AIの主流はChatGPT、Gemini、Claude
2022年11月30日にOpenAIがChatGPTを公開してからまだ3年ちょっとしか経っていないが、生成AIは爆発的な広がりを見せている。多くのビジネスパーソンは、すでになんらかのAIツールを使っていることだろう。米調査会社のセンサータワーの調査では、対話型AIの利用者シェアはChatGPTが約46%、Google Geminiが約28%、アンソロピックのClaudeが約10%となっている(ビジネス+IT「ChatGPTの市場シェアが初の50%割れ、Gemini・Claudeと『生成AI三国時代』に突入」2026年6月21日)。これらの3つのAI以外にMicrosoftのCopilotもあるが、Copilotは企業単位での契約が主流であり、個人で利用している人はあまり多くないだろう。
各AIの特徴と使い分け
3つのAIにはそれぞれ特徴がある。ChatGPTは一番汎用的で初めて使う場合にもハードルが低い。GeminiはGmailやGoogleドキュメントとの相性はいいが、それが逆にちょっとしたクセになっている。Claudeは長文の要約やプログラミングに強いが、無料版だとすぐに利用制限が入る。
AIは「教師であり、部下であり、パートナー」
AIは良き教師であり、気の利く部下であり、気軽に相談・議論できるパートナーだ。これまでの数十年の技術進歩の中で、電卓の登場、パソコンの登場、インターネットやスマホの普及と大きな変化があったが、「教師であり、部下であり、パートナー」と思えたことはないだろう。AIはこれまでの技術進歩とは大きく違う。

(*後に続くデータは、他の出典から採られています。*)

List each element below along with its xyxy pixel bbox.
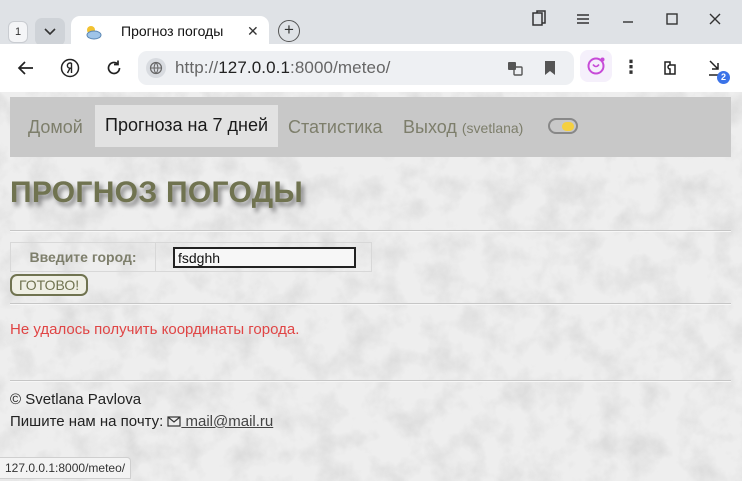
site-info-icon[interactable] <box>146 58 166 78</box>
reload-icon[interactable] <box>104 58 124 78</box>
divider <box>10 303 731 305</box>
page-viewport: Домой Прогноза на 7 дней Статистика Выхо… <box>0 92 742 481</box>
footer-copyright: © Svetlana Pavlova <box>10 391 142 408</box>
weather-cloud-icon <box>86 26 102 40</box>
email-link[interactable]: mail@mail.ru <box>181 413 274 430</box>
nav-logout-link[interactable]: Выход (svetlana) <box>403 111 523 149</box>
browser-tab-bar: 1 Прогноз погоды ✕ + <box>0 0 742 46</box>
chevron-down-icon <box>44 28 56 36</box>
submit-button[interactable]: ГОТОВО! <box>10 274 89 296</box>
username: (svetlana) <box>461 120 524 136</box>
footer-mail-label: Пишите нам на почту: <box>10 413 164 430</box>
nav-home-link[interactable]: Домой <box>28 111 83 149</box>
active-tab[interactable]: Прогноз погоды ✕ <box>71 16 269 46</box>
bookmarks-panel-icon[interactable] <box>530 10 552 30</box>
nav-stats-link[interactable]: Статистика <box>288 111 383 149</box>
yandex-logo-icon[interactable] <box>60 58 80 78</box>
bookmark-icon[interactable] <box>542 59 558 77</box>
extensions-icon[interactable] <box>661 58 681 78</box>
maximize-icon[interactable] <box>663 10 685 30</box>
site-navbar: Домой Прогноза на 7 дней Статистика Выхо… <box>10 97 731 157</box>
alice-assistant-button[interactable] <box>580 50 612 82</box>
footer-contact: Пишите нам на почту: mail@mail.ru <box>10 413 273 430</box>
theme-toggle[interactable] <box>548 118 578 134</box>
city-form: Введите город: <box>10 242 372 272</box>
logout-label: Выход <box>403 117 457 137</box>
city-label: Введите город: <box>11 243 156 271</box>
window-close-icon[interactable] <box>706 10 728 30</box>
error-message: Не удалось получить координаты города. <box>10 321 300 338</box>
minimize-icon[interactable] <box>619 10 641 30</box>
city-input[interactable] <box>173 247 356 268</box>
hamburger-menu-icon[interactable] <box>574 10 596 30</box>
more-options-icon[interactable]: ⋮ <box>622 58 640 76</box>
nav-forecast-link[interactable]: Прогноза на 7 дней <box>95 105 279 147</box>
divider <box>10 230 731 232</box>
back-arrow-icon[interactable] <box>16 58 36 78</box>
url-text[interactable]: http://127.0.0.1:8000/meteo/ <box>175 58 390 78</box>
tab-title: Прогноз погоды <box>121 23 224 39</box>
close-icon[interactable]: ✕ <box>247 24 259 38</box>
envelope-icon <box>167 416 181 427</box>
tab-counter[interactable]: 1 <box>8 21 28 43</box>
alice-icon <box>587 57 605 75</box>
page-title: ПРОГНОЗ ПОГОДЫ <box>10 176 304 209</box>
status-bar-url: 127.0.0.1:8000/meteo/ <box>0 457 132 479</box>
tab-list-button[interactable] <box>35 18 65 46</box>
divider <box>10 380 731 382</box>
browser-toolbar: http://127.0.0.1:8000/meteo/ ⋮ 2 <box>0 44 742 92</box>
address-bar[interactable]: http://127.0.0.1:8000/meteo/ <box>138 51 574 85</box>
translate-icon[interactable] <box>506 59 524 77</box>
new-tab-button[interactable]: + <box>278 20 300 42</box>
downloads-count-badge: 2 <box>717 71 730 84</box>
sun-cloud-icon <box>562 122 574 131</box>
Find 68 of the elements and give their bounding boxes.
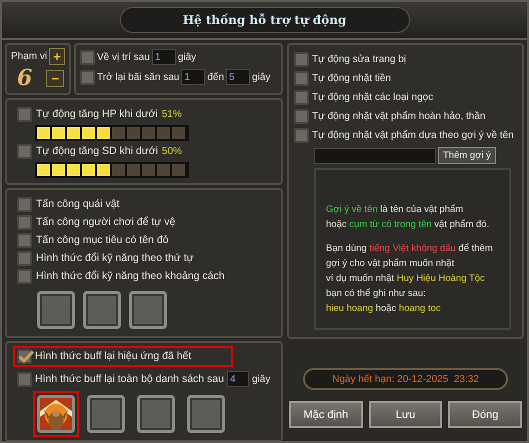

大きな変化のひとつは「学び方」だ。例えばビジネスパーソンがITパスポートを取得する場合を考えてみよう。AI登場以前は、市販の参考書を買って、ネットの過去問集で勉強するのが定番だった。しかし、AIを教師として使うようになり、学び方が大きく変わった。AIに「ITパスポート受験用の覚えるべき用語集をWordファイルで作って。数に制限なし」と指示すれば、用語集を作ってくれる。それを印刷して持ち歩けば電車の中でも勉強ができる。さらに、「模擬テストを作って」と指示すれば、対話型のテストをすぐに作ってくれるし、「計算問題を解説して」と指示すれば、詳細に解説してくれる。筆者(宗健)も大学でITパスポート向けの講義を担当したことがあるが、教えるだけでいえば、人よりAIのほうがうまいと思うレベルだ。